Since a browser’s WebAssembly engine would have full knowledge of the js builtin module, it should be able to optimize string/object accesses as well as a normal JavaScript JIT compiler (perhaps even using the same JIT compiler).

WebIDL integration

Using opaque reference types, it would be possible to allow direct access to DOM and Web APIs by mapping their WebIDL interfaces to WebAssembly builtin module signatures. In particular:

This high-level description glosses over many important details about WebIDL:

First, the WebIDL spec contains many JavaScript-specific details that are unnecessary in a WebAssembly context. In particular, there are basically three components specified by a WebIDL interface:

  1. a signature declaration composed of language-independent data types (like IEEE754 doubles and floats);
  2. a set of basic wellformedness checks that are executed on the arguments of the signature declared in (1); and
  3. a JavaScript-specific algorithm that maps the arbitrary set of JavaScript values passed to a WebIDL invocation to the signature declared by (1) and checked by (2).

(1) and (2) of the WebIDL spec are meaningful to WebAssembly, but (3) would effectively be skipped.

Another important issue is mapping WebIDL values types that aren’t simple primitive types:

  • Dictionary types would appear to require JavaScript objects but are actually defined as values such that they can be (and are, in various browser implementations) flattened to C structs. Thus, a natural WebAssembly binding would be to map dictionaries to structs in linear memory passed by reference (integer offset).
  • The same goes for sequence types.
  • Enumeration types could be mapped to canonical integers.
  • Union types could be handled in multiple ways. One option is to treat the union type itself as an importable opaque reference type (when all the elements are themselves reference types). Another option is to introduce an overload of each signature for each element of the union type such that all calls passed a single element type and the full Union Type was never explicitly represented in WebAssembly.
  • Callback function types could map to a (function pointer, environment pointer) closure pair.

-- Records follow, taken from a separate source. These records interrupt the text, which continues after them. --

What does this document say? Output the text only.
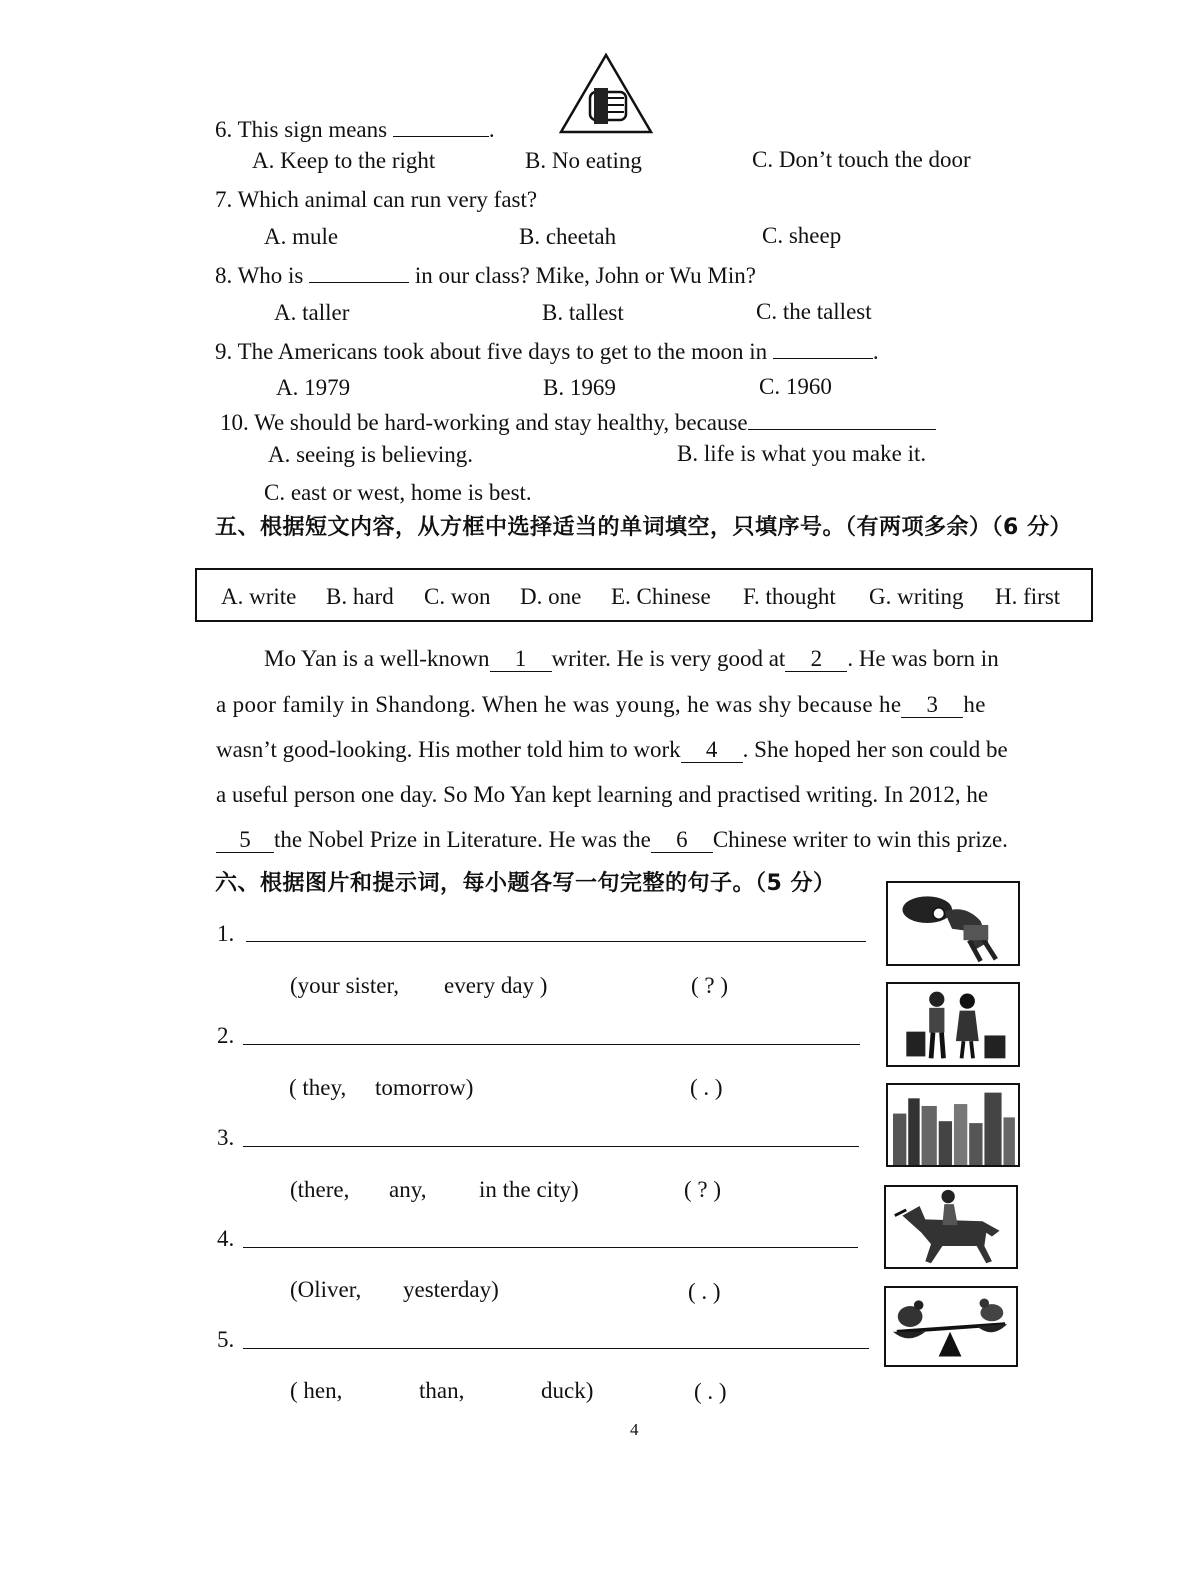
6. This sign means	.
A. Keep to the right	B. No eating	C. Don’t touch the door
7. Which animal can run very fast?
A. mule	B. cheetah	C. sheep
8. Who is	in our class? Mike, John or Wu Min?
A. taller	B. tallest	C. the tallest
9. The Americans took about five days to get to the moon in	.
A. 1979	B. 1969	C. 1960
10. We should be hard-working and stay healthy, because
A. seeing is believing.	B. life is what you make it.
C. east or west, home is best.
五、根据短文内容，从方框中选择适当的单词填空，只填序号。（有两项多余）（6 分）
A. write B. hard C. won D. one E. Chinese F. thought G. writing H. first
Mo Yan is a well-known 1 writer. He is very good at 2 . He was born in
a poor family in Shandong. When he was young, he was shy because he 3 he
wasn’t good-looking. His mother told him to work 4 . She hoped her son could be
a useful person one day. So Mo Yan kept learning and practised writing. In 2012, he
5 the Nobel Prize in Literature. He was the 6 Chinese writer to win this prize.
六、根据图片和提示词，每小题各写一句完整的句子。（5 分）
1.
(your sister, every day )	( ? )
2.
( they, tomorrow)	( . )
3.
(there, any, in the city)	( ? )
4.
(Oliver, yesterday)	( . )
5.
( hen,	than,	duck)	( . )
4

Overall, the goal of mapping WebIDL to WebAssembly builtin modules is to avoid the need to define a duplicate WebAssembly interface for all Web APIs. In practice, some WebIDL patterns may have an unnatural or inefficient mapping into WebAssembly such that new overloads and best practices would need to be adopted. Over time, though, these rough edges would be ironed out leaving the long term benefit of defining Web APIs with a single interface and ensuring that JavaScript and WebAssembly always had access to the same raw functionality.

Native GC

In contrast to opaque reference types, a second feature would be to allow direct GC allocation and field access from WebAssembly code through non-opaque reference types.

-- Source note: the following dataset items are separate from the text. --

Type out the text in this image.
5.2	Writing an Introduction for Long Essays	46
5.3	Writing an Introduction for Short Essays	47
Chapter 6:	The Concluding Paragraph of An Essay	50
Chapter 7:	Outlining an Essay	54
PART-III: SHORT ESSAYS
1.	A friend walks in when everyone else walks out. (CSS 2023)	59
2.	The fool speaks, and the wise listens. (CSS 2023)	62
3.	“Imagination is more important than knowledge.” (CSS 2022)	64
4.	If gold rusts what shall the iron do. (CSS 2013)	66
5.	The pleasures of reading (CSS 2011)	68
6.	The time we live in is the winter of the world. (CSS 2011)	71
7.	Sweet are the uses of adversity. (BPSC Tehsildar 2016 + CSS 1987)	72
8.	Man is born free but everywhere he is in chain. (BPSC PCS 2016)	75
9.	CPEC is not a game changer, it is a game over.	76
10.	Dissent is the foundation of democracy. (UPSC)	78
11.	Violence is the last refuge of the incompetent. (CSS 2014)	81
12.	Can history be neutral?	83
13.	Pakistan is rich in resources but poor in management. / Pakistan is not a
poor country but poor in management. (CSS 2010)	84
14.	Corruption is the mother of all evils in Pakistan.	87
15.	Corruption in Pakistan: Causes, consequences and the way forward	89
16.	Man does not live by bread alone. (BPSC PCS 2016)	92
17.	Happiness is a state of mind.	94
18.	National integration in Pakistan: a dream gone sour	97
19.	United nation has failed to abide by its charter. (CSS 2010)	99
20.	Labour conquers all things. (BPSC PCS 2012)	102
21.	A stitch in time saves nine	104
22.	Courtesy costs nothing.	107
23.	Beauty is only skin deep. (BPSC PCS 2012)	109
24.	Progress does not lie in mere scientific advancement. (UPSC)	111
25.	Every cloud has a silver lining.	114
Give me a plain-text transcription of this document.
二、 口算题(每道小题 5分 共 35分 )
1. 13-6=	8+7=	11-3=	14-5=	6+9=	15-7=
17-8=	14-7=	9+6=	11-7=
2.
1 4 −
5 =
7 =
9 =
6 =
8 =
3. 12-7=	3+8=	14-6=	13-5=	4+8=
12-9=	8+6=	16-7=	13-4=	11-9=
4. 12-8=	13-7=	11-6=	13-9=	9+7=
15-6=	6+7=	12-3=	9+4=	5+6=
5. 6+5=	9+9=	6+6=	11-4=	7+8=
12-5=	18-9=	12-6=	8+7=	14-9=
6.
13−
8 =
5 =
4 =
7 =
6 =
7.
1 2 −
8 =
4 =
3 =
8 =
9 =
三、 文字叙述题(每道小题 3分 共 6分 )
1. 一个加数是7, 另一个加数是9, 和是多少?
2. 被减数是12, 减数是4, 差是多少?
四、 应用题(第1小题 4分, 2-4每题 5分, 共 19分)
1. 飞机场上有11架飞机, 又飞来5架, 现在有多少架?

There is a lot of the design left to consider for this feature, but a few points of tentative agreement are:

  • To avoid baking in a single language’s object model, define low-level GC primitives (viz., structs and arrays) and allow the source language compiler to build up features like virtual dispatch and access control.
  • GC struct and array types would have associated struct/array reference types that were similar to and symmetric with opaque reference types (just not opaque).
  • The GC heap would be semantically distinct from linear memory and thus the fields of GC objects could safely hold reference types (unlike linear memory).
  • The GC struct and array types could be passed to and from JavaScript by reflecting the WebAssembly GC objects in JavaScript using the Typed Objects proposal.